Over the past three decades, women voters have trended heavily toward Democratic candidates in national elections. However, Republicans made history—and won back the House of Representatives—in the 2010 congressional midterms by effectively eliminating the gender gap: 49 percent of women voted for Democratic candidates, while 48 percent of women voted for Republican candidates. The 2010 midterm election also brought a record number of GOP women to Congress and to governorships. Combine these events with the visible leadership role that women are playing in the Tea Party movement, and one might ask: is the GOP becoming more competitive with women? Is there a gender partisan realignment in the making?
Not so fast. The strong gains Republican candidates made among women voters were largely isolated to white women voters: 58 percent voted for Republican congressional candidates that year compared with 50 percent who voted for GOP candidates in 2006. Recent polls show a substantial advantage for Obama among women voters, leading some experts to predict that a historic gender gap is in the making in 2012. For example, PRRI’s recent survey, conducted in August, shows that Obama held a significant lead over Romney among all women voters, 49 to 34 percent. Not surprisingly, his lead was greatest among women of color, but Obama also polled better than Romney among white college-educated women (47 percent vs. 38 percent). Even among white working-class women, Obama held his own: 41 percent of these women expressed their preference for Obama, which is the same percentage supported Romney. White working class men preferred Romney over Obama by nearly a 2-to-1 margin.

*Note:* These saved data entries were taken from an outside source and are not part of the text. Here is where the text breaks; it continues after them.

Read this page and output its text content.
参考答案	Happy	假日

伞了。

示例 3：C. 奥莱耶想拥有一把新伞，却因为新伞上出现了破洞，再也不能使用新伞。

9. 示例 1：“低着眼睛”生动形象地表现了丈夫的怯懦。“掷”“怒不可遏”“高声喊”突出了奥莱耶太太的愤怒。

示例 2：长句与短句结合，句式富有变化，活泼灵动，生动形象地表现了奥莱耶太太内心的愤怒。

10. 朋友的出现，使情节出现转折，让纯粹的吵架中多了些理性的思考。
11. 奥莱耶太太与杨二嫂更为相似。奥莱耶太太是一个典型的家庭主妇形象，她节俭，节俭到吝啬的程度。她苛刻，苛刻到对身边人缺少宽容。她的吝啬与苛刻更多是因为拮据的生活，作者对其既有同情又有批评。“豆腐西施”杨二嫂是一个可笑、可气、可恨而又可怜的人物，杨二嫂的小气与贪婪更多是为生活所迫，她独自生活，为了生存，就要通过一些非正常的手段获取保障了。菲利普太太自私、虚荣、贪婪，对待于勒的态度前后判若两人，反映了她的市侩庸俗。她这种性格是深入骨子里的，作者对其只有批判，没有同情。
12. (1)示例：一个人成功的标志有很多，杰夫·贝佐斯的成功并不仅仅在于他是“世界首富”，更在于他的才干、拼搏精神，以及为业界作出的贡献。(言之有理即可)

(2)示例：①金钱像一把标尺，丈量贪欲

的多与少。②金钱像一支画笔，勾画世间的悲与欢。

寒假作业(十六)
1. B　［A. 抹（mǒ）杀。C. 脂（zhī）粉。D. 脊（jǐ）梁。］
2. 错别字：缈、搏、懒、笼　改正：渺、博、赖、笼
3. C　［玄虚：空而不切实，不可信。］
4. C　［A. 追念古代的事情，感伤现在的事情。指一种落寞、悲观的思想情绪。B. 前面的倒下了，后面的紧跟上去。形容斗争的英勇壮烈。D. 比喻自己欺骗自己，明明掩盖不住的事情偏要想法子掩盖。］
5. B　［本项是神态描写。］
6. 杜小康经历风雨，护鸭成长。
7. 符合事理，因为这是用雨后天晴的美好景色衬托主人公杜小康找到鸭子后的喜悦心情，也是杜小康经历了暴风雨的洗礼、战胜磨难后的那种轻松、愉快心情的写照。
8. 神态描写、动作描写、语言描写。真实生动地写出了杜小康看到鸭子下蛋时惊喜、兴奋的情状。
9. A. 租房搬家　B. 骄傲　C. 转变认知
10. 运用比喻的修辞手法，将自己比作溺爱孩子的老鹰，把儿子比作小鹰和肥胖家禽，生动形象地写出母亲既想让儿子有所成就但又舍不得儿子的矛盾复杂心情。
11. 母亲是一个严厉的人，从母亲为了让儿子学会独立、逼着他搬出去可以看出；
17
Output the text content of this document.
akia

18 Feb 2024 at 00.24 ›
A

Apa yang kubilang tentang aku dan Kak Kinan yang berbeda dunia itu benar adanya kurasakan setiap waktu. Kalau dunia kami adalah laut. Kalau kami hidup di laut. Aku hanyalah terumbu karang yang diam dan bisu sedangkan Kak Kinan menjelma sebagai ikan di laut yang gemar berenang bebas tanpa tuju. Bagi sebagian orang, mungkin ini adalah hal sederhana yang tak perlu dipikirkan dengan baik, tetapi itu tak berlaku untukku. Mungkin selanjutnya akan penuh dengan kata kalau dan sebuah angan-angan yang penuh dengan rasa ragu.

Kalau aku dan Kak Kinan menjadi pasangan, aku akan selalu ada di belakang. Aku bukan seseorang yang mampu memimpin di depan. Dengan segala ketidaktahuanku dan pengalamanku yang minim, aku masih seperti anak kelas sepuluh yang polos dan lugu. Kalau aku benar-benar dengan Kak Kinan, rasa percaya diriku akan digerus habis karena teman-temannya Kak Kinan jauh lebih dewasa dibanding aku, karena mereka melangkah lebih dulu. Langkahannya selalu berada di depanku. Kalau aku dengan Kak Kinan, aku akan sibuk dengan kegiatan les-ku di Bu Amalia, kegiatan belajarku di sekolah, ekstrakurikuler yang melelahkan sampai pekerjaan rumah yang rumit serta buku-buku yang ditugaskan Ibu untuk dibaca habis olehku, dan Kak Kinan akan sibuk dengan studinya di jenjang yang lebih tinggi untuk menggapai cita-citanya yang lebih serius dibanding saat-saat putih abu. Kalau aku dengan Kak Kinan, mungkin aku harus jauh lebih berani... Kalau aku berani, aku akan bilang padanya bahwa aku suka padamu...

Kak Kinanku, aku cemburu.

The evident gender gap among white working-class Americans is particularly notable because of the historical importance of this group for Republican presidential candidates. Since Reagan’s election in 1980, the white working class has made up a disproportionate share of the Republican party’s voter base. And their support has been crucial, particularly in swing states like Ohio. But as PRRI’s Juhem Navarro-Rivera documents, the white working class’s share of the electorate is shrinking rapidly. A noticeable switch by white working- class women voters to the Democrats could complicate matters for the GOP as other demographic groups that trend Democratic, such as Latinos, become a larger part of the electorate.
How could Romney still minimize the gender gap this election? He needs to find a message that appeals to women voters, who, like men, overwhelmingly say that the economy trumps all other issues this election season. The Romney campaign is currently running an ad, “Dear Daughter,” that responds to women voters’ anxieties about their children’s economic future, as well as the high levels of unemployment and poverty women have faced under Obama’s watch. But since August, Obama’s ads seem to have been drawing in more white working-class women, at least according to the National Journal’s Ronald Brownstein. Barring substantial shifts between now and November—always possible but increasingly unlikely—Romney is likely to face a significant deficit with women voters.